TARAFLARIN İDDİA VE SAVUNMALARININ ÖZETİ
DAVA: Davacı vekili, taraflar arasında akdedilen sözleşme gereğince, davalıya nakliye– taşımacılık hizmeti verildiğini, karşılığında, 17/10/2016 tarihli 29.219,02 TL faturanın düzenlendiğini, davalının bu faturayı kabul etmeyerek yansıtma faturası düzenlediğini, faturaya dayalı alacağın tahsili için başlatılan icra takibine davalının itirazında, deneme amaçlı çalışma yapıldığını ve bu süreçte memnun kalınmadığı için sözleşmenin sonlandırıldığını ve alacaklı tarafça afaki bir fatura düzenlendiğini ve bu sebeple faturanın iade edildiğini belirttiğini, faturanın tamamen verilen hizmete karşılık hazırlandığını, sözleşmenin feshinden önceki dönemdeki hizmetleri kapsadığını ileri sürerek itirazın iptali ile takibin devamına ve icra inkar tazminatına karar verilmesini talep ve dava etmiştir.

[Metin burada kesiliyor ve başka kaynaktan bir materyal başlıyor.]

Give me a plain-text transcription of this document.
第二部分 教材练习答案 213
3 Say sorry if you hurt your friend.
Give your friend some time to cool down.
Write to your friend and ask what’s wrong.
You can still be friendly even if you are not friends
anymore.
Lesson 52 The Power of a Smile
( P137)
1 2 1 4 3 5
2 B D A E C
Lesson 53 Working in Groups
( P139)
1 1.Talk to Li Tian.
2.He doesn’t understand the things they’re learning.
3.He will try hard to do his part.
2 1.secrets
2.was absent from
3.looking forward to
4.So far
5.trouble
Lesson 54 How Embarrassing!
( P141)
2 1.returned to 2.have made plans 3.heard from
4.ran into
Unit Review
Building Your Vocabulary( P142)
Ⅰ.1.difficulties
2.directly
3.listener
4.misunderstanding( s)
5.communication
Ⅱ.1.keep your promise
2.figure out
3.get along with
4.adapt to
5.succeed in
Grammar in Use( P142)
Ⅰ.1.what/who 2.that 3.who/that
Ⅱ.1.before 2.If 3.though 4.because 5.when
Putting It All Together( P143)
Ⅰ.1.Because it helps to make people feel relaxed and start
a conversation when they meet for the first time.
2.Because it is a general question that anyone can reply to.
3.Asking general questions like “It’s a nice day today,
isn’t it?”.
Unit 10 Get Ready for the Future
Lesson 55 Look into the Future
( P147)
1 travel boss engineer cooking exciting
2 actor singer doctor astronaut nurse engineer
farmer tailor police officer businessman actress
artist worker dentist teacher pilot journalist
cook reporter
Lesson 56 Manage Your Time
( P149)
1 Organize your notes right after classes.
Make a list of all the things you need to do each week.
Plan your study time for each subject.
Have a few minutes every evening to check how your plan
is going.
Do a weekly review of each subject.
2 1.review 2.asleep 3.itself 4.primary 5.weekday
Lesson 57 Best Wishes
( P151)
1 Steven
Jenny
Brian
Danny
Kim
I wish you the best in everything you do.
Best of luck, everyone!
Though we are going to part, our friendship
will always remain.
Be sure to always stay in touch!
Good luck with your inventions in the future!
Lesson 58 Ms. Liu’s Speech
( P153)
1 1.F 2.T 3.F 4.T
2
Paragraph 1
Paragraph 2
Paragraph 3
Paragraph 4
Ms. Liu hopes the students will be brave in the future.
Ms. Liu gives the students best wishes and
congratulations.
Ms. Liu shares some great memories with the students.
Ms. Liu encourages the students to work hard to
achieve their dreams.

CEVAP: Davalı vekili, davacının verdiğini iddia ettiği hizmetin müvekkili tarafından talep edilmediğini, zira davacının yaptığı çalışmanın deneme çalışması olduğunu, davacının deneme çalışmasının başarılı olmaması nedeniyle taraflar arasındaki sözleşmenin sonlandırıldığını, taraflar arasında deneme amaçlı ürün sevkiyatı yapılacağı ve deneme ile ilgili olarak ücret talep edilmeyeceğinin kararlaştırıldığını, davacının sözleşme şartlarına uygun olarak sevkiyatı yapmadığını, bu nedenle sözleşmenin sonlandırılmış olduğunu belirterek davanın reddine ve %20 oranında tazminata karar verilmesini istemiştir.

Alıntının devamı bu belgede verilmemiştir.